The Financial Reporting Council of Nigeria (FRC) on Monday engaged with representatives of shareholders’ association on the implementation of the Audit Regulation towards a stronger regulatory regime for statutory audits and related services in Nigeria.
Generally, strong independent public oversight is required to help create and maintain trust in the work of auditors by providing safeguards for companies and investors in the capital markets.
Iheanyi Anyahara, the acting executive secretary, Financial Reporting Council of Nigeria (FRC) said, the engagement is geared towards having an enduring credible corporate reporting regime that enhances capital formation, growth and preservation.
According to Anyahara, equity and credit markets (Capital markets) are among the most efficient markets the world over but particularly in the economically developed world.
He posits further that one reason for the efficient operation of capital markets is the public availability of creditable financial statements to stakeholders and the confidence in these statements by investors as a basis for investment and credit decisions.
“In the past decades, events posing potential serious threat to the efficient functioning of these markets have been the growing incidence of fraudulent financial reporting. The investing public roundly blame the accounting and auditing profession.

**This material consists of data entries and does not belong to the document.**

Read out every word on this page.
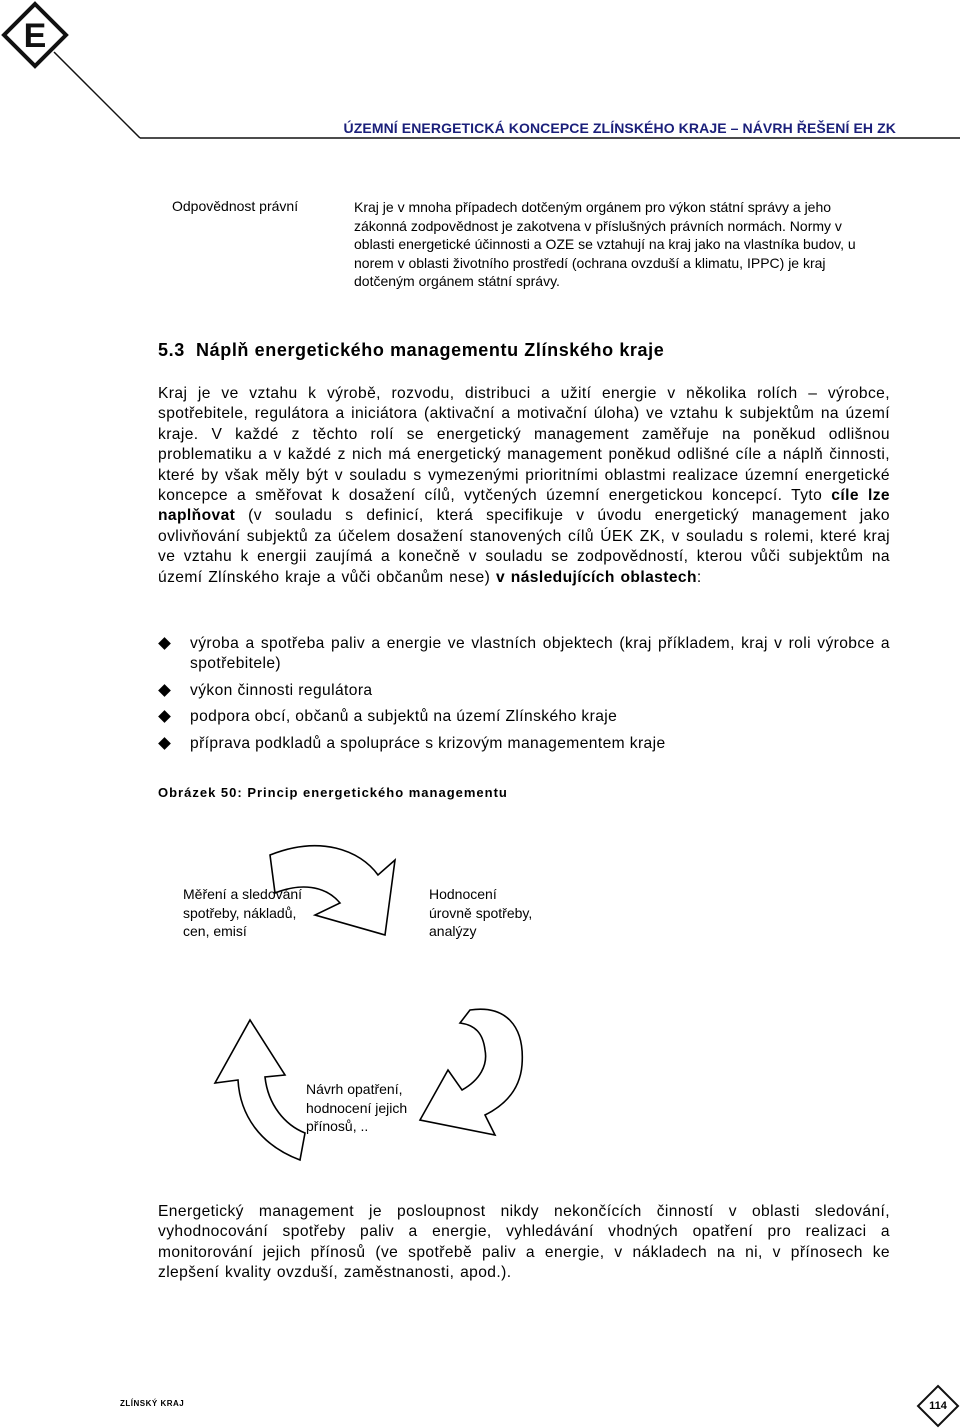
E
ÚZEMNÍ ENERGETICKÁ KONCEPCE ZLÍNSKÉHO KRAJE – NÁVRH ŘEŠENÍ EH ZK
Odpovědnost právní	Kraj je v mnoha případech dotčeným orgánem pro výkon státní správy a jeho zákonná zodpovědnost je zakotvena v příslušných právních normách. Normy v oblasti energetické účinnosti a OZE se vztahují na kraj jako na vlastníka budov, u norem v oblasti životního prostředí (ochrana ovzduší a klimatu, IPPC) je kraj dotčeným orgánem státní správy.
5.3 Náplň energetického managementu Zlínského kraje
Kraj je ve vztahu k výrobě, rozvodu, distribuci a užití energie v několika rolích – výrobce, spotřebitele, regulátora a iniciátora (aktivační a motivační úloha) ve vztahu k subjektům na území kraje. V každé z těchto rolí se energetický management zaměřuje na poněkud odlišnou problematiku a v každé z nich má energetický management poněkud odlišné cíle a náplň činnosti, které by však měly být v souladu s vymezenými prioritními oblastmi realizace územní energetické koncepce a směřovat k dosažení cílů, vytčených územní energetickou koncepcí. Tyto cíle lze naplňovat (v souladu s definicí, která specifikuje v úvodu energetický management jako ovlivňování subjektů za účelem dosažení stanovených cílů ÚEK ZK, v souladu s rolemi, které kraj ve vztahu k energii zaujímá a konečně v souladu se zodpovědností, kterou vůči subjektům na území Zlínského kraje a vůči občanům nese) v následujících oblastech:
výroba a spotřeba paliv a energie ve vlastních objektech (kraj příkladem, kraj v roli výrobce a spotřebitele)
výkon činnosti regulátora
podpora obcí, občanů a subjektů na území Zlínského kraje
příprava podkladů a spolupráce s krizovým managementem kraje
Obrázek 50: Princip energetického managementu
Měření a sledování spotřeby, nákladů, cen, emisí
Hodnocení úrovně spotřeby, analýzy
Návrh opatření, hodnocení jejich přínosů, ..
Energetický management je posloupnost nikdy nekončících činností v oblasti sledování, vyhodnocování spotřeby paliv a energie, vyhledávání vhodných opatření pro realizaci a monitorování jejich přínosů (ve spotřebě paliv a energie, v nákladech na ni, v přínosech ke zlepšení kvality ovzduší, zaměstnanosti, apod.).
ZLÍNSKÝ KRAJ	114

Of course, you are very much aware that there is therefore, constant beaming of spotlight on the financial reporting supply chain,” he stated.
Speaking further on the reason for the engagement, Anyahara states that in order to advance its agenda for the sustenance of a stronger regulatory regime for statutory audits and related services in Nigeria, inaugurated an Audit Regulations Working Group (WG) in October 2018 to advise and assist the Council on technical matters relating to the regulation of audit and assurance services.
Some of the shareholders present at the meeting said they were not satisfied with the regulations, especially the sanctions as they were no laws against them at the point of investing in shares.
“What we want is that they should erase the penalty and sanctions; the other option, if they can give us training, issue a certificate to us: we prefer it than going to register with FRCN and pay money,” said Olagoke Samson.
Accordingly, the shareholders posit that board audit committee and statutory audit committee is a duplication of function, hence they urged the FRC to reconsider its position, especially in regard to cost on companies.